Mulcair took the opposite tack in an interview with Postmedia News.
"If anybody in labour wants to sell (membership) cards on the shop floor, that's one thing," he said.
"That would be great. In the province of Quebec, we're the most unionized province in Canada. But you don't reserve votes for trade unions specifically."
Winnipeg MP Pat Martin similarly said he wants to see a "one-member-one-vote" leadership process, "plain and simple," with no special influence for labour.
"If labour wants a larger voice they can sell NDP memberships among their union members," Martin said.
"It would be one less thing for our enemies to use against us," he added, alluding to the fact that rival parties have often portrayed the NDP as captive to big labour.
Pat Martin |
Ken Lewenza, head of the Canadian Auto Workers, emailed Martin to praise his courage in raising the merger idea and to offer his union's support. Lewenza said the "writing has been on the wall" for the two parties since Prime Minister Stephen Harper united the right.
However, Topp, Mulcair and other potential leadership hopefuls have reacted coolly to the idea.
Mulcair said Friday he won't contest the leadership unless the party agrees to delay the vote until February or March. That would give him time to recruit support outside Quebec and make the most of his support in the province, which currently accounts for less than two per cent of the party's memberships.

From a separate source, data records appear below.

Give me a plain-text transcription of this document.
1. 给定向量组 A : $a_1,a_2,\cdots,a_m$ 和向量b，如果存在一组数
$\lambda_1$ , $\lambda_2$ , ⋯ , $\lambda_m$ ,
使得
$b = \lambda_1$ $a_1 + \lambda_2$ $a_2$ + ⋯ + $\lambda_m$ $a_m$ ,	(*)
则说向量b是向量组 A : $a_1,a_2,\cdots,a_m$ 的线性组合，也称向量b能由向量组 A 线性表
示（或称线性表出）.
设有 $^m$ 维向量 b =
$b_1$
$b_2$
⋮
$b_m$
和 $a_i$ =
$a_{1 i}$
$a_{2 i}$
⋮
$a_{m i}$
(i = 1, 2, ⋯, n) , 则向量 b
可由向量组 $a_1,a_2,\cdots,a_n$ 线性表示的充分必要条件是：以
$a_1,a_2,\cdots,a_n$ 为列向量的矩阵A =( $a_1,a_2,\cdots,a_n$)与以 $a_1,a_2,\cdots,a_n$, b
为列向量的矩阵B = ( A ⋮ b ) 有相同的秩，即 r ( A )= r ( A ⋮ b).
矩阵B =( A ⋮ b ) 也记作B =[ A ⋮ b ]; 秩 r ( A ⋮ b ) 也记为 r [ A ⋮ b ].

Although Layton's dying wish for a leadership vote as soon as possible in the new year was initially taken to mean January by many New Democrats, a consensus appears to have developed that a month or two later would be better.
Topp said he supports a call by the party's Quebec wing for more time to build a membership base in the province before the vote.
As party president, Topp is a member of the federal council which will determine the timing and rules for the leadership contest. In order to avoid a conflict of interest, he reiterated Friday that he will "not preside over or participate in the federal council unless I have ruled out a (leadership) run."
British Columbia MP Peter Julian, who also sits on the council and is considering a leadership bid, said he too will recuse himself.
"I completely agree there shouldn't be any people who are even contemplating running for the leadership involved in these decisions," Julian said.